What struck me immediately about this article is the wistful glamour that the author effortlessly attaches to her illness. Accounts of bulimia and suicide take place against a backdrop of quirky downtown New York and relationships with high profile film stars. The accompanying image depicts a beautiful young woman in a gorgeous yellow dress, her serious facial expression subtly alluding to the strain that her suicidal depression and self harm have caused her.

It seems to me that public representations of depression often take on this kind of glamorous form, especially when it comes to depression in women. Books like Shoot the Damn Dog written by Sally Brampton (former editor of Vogue) are often set against a background of wealth and resources that make the passage from symptom to diagnosis, treatment and cure a little more fluid. Sally Brampton says at one point toward the end of her book “money is there to be spent,” a phrase that affirms her assured capability to pay for therapy in order to overcome her (admittedly horrendous) symptoms. I can’t help question how this very one sided depiction of depression in women, might impact on the public’s perception of mental health issues.

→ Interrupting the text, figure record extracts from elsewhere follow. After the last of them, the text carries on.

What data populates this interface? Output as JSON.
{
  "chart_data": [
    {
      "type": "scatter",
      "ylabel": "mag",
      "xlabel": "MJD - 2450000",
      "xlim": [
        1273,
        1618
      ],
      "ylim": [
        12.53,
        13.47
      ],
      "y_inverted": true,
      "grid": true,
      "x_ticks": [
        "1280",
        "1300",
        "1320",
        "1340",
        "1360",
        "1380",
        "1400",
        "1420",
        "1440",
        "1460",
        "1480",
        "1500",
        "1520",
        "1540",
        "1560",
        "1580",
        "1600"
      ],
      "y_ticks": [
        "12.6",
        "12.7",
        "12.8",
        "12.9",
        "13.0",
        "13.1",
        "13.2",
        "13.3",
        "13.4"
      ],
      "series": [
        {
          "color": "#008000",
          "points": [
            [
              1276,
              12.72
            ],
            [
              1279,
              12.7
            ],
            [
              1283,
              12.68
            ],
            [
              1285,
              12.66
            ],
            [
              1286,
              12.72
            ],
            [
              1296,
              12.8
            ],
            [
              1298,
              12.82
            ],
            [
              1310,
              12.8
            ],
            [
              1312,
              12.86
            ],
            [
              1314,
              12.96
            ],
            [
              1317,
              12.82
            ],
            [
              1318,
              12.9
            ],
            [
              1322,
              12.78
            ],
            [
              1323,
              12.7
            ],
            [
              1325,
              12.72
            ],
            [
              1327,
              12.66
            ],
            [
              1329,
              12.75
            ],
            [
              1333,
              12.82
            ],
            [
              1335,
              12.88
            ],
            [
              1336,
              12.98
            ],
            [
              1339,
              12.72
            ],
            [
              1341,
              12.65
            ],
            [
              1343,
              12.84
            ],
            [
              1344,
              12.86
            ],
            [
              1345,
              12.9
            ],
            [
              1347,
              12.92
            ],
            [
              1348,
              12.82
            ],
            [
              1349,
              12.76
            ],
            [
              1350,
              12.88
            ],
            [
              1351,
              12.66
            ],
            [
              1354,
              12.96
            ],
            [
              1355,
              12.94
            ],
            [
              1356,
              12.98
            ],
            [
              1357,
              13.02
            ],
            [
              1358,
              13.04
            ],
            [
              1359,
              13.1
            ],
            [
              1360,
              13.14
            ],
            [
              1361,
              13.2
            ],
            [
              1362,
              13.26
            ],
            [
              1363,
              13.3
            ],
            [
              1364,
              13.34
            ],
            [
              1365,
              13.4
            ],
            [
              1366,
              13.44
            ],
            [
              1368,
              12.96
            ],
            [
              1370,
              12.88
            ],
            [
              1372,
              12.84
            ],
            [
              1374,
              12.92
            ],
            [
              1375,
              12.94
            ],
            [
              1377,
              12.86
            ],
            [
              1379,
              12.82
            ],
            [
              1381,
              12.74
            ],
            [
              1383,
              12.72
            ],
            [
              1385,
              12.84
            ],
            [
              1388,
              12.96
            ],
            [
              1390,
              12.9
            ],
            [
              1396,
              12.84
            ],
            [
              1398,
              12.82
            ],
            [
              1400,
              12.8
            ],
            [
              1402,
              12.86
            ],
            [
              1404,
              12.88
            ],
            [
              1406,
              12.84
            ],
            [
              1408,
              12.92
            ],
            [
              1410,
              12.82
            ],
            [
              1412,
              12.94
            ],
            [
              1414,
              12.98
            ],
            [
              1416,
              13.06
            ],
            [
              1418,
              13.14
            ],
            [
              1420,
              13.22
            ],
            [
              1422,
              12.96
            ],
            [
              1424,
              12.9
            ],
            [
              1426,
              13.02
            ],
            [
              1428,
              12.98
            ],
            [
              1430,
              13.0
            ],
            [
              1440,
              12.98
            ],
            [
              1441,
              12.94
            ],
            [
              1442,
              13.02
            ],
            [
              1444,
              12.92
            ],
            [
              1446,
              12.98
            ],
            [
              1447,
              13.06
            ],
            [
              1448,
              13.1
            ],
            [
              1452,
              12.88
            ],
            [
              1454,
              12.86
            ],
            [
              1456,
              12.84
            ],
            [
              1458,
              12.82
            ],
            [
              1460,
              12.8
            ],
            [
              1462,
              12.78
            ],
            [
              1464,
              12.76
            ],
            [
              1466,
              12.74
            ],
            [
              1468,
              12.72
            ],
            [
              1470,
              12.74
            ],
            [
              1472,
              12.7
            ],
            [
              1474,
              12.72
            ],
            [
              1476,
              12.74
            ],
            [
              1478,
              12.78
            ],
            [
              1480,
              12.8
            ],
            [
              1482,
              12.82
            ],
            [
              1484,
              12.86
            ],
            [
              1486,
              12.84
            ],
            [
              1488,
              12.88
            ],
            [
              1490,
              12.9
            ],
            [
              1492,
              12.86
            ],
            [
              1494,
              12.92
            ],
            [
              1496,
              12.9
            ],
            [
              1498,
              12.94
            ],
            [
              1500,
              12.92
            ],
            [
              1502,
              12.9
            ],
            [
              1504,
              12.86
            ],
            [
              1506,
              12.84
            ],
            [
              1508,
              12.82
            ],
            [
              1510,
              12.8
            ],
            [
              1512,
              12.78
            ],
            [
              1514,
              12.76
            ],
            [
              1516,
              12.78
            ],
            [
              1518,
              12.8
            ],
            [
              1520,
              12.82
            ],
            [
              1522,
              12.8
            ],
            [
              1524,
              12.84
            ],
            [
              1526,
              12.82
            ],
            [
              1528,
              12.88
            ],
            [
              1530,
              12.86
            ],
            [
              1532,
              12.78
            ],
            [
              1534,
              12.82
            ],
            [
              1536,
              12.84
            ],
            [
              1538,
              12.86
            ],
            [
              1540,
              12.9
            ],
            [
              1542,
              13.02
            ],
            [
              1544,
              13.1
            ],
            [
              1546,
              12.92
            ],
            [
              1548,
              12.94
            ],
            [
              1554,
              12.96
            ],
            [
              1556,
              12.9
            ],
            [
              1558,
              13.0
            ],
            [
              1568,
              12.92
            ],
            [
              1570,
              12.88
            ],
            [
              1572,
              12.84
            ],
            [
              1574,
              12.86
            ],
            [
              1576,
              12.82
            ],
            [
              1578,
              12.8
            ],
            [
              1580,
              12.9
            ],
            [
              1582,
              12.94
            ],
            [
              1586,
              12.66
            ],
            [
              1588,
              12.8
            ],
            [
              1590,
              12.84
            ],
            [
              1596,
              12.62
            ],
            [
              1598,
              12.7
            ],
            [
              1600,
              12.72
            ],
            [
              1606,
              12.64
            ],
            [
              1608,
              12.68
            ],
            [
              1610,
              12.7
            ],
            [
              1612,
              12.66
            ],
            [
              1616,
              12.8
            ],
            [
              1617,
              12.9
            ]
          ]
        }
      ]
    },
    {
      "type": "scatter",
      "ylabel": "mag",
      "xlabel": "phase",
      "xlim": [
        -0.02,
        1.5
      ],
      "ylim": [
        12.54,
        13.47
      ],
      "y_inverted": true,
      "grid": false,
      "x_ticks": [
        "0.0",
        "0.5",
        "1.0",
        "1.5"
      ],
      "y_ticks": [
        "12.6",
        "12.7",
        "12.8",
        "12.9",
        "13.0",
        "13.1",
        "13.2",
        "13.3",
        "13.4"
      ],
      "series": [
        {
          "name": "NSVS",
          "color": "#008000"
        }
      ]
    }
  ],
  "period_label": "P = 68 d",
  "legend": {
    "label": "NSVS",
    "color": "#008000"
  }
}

In August 2010 Janet Street Porter published an horrendously foolish article in the Daily Mail, which leveled the claim that depression was the new trendy illness in rich women. http://bit.ly/atC8MA Her claims included the assertion that women from poor backgrounds are simply too preoccupied with poverty and overwork to allow the word depression to enter their vocabulary. Only rich women, she concluded, have time to be depressed.

While I utterly refute Porter’s claims and believe depression to be a serious health issue, her article does seem symptomatic of the current popular discourse around depression. We hear multitudes about depression survivors like Emma Forrest who battle with the depressive mindset in pretty dresses and high heals. Yet we hear considerably less about underprivileged women who bring up children in tiny council houses and are never diagnosed as depressives because they have too many other health and life issues to contend with first.

I’m very excited about the new direction that I have identified for my MA research and how I might be able to evidence some other platform for public perceptions of mental health issues, that oppose this glamorous female surviver model. My decision to look at artists making alternative archives of mental health symptoms, allows me to think about how other perspectives might be illuminated for a public audience. Its curious how the issue of gender looms large here and that I am proposing to focus on the experiences of men. I know that I people keep questioning the gender aspect of my proposal, but somehow the singular feminine perspective evidenced in books like Emma Forrest’s continue to serve as testimony to its relevance.